В период революции, по крайней мере на начальных ее этапах, идеи централизованной реорганизации системы благотворительности и возведения крупных госпиталей были отвергнуты. Доклад Ла-рошфуко-Лианкура вполне согласуется с либеральными идеями Дюпона де Немура и учеников Тюрго: “Когда бы возобладала система помощи на дому — система, обладающая, помимо прочего, теми бесценными преимуществами, что благодеяния распространяются на все семейство человека, получающего помощь, что он остается в окружении самых дорогих ему людей и вещей и что тем самым общественная благотворительность ведет к укреплению естественных отношений и привязанностей, — это привело бы к весьма значительной экономии средств, ибо для поддержания человека в домашних условиях достаточно было бы суммы, далеко не достигающей даже половины той, в какую обходится ныне содержание бедняка в госпитале”89.

Мы наблюдаем два несхожих, чуждых друг другу процесса.
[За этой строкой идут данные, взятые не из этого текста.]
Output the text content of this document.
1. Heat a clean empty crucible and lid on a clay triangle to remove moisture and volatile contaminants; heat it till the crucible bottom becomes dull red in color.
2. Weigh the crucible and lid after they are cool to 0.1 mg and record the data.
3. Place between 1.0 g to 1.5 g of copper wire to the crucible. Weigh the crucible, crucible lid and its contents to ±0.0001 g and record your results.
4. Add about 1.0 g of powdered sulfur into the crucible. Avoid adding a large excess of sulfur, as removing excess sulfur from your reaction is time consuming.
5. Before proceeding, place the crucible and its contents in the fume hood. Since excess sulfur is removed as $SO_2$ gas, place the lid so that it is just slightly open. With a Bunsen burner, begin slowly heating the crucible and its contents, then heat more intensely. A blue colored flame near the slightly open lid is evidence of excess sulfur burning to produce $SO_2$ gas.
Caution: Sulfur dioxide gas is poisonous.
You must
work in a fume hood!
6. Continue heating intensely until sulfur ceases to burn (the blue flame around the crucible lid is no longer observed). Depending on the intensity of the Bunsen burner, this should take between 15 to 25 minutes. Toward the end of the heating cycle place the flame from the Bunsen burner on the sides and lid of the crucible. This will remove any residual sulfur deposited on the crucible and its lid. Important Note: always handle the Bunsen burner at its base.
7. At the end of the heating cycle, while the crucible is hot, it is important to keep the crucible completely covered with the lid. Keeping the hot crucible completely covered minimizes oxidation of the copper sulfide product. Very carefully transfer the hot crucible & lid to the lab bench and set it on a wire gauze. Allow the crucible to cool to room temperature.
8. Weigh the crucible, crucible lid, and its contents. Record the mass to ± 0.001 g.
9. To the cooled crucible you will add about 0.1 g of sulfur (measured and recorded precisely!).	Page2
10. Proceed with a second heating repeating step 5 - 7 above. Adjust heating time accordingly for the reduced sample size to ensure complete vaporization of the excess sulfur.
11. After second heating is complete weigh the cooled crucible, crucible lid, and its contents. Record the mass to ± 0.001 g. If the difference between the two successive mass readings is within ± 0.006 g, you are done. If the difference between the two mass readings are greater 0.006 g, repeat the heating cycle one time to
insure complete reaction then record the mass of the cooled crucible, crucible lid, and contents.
Зарождение и развитие первого из них протекало в пространстве, очерченном изоляцией: благодаря этому процессу безумие обрело независимый и своеобычный облик, выделилось на фоне того необъятного мира, где оно пребывало в заточении; новое, обособленное положение отныне делает его доступным восприятию отдельно от неразумия. И тогда как все прочие заключенные постепенно оказываются за пределами изоляции, безумец остается в них до конца — последний обломок, последний свидетель практики, которая имела важнейшее значение для классической эпохи и которая для нас выглядит загадочной и непостижимой.

Наряду с этим разворачивался другой процесс, зародившийся вне института изоляции. Это процесс осмысления бедности, болезни и благотворительности с экономической и социальной точки зрения. Впервые за всю историю христианского мира болезнь отделилась от бедности и нищеты во всех ее обличьях.

Коротко говоря, распадается все, что прежде служило оболочкой безумия, размыкается круг нищеты, размыкается круг неразумия. Нищета рассматривается как проблема, имманентная экономическому устройству общества; неразумие уходит в глубины воображения, превращаясь в одну из его фигур. Больше их судьбы не пересекутся.

И тогда-то, в конце XVIII в., вновь заявит о себе безумие — безумие как таковое; пока оно еще обречено, подобно преступлению, пребывать в прежнем пространстве изгнания, но одновременно оно оказывается лицом к лицу со всей совокупностью новых проблем, связанных с благотворительной помощью больным. Безумие свободно уже теперь — в том смысле, что оно избавилось от древних форм опыта, определявших его восприятие и осмысление. Высвобождение это произошло не благодаря вмешательству филантропии, не благодаря научному, т. е. в конечном счете позитивистскому, познанию его “истины”, а в силу тех медленных сдвигов, которые совершались в самых глубинных структурах опыта: не в той точке, где безумие есть болезнь, а там, где оно связывается с жизнью людей и с их историей, там, где люди конкретно переживают свою нищету и где их неотвязно преследуют фантазмы неразумия. Именно здесь, в этих смутных областях опыта, постепенно сформировалось современное понятие безумия. То было не расширение или обновление понятийного аппарата; если угодно, то было “открытие” — в той мере, в какой, отступив назад, установив дистанцию по отношению к безумию, все вновь ощутили его тревожное присутствие; в той мере, в какой тяжкий труд “высвобождения” позволил ему, незадолго до реформы Тюька и Пинеля, обрести наконец свое особенное лицо, отличное от великого, очевидного — и распавшегося отныне образа неразумия.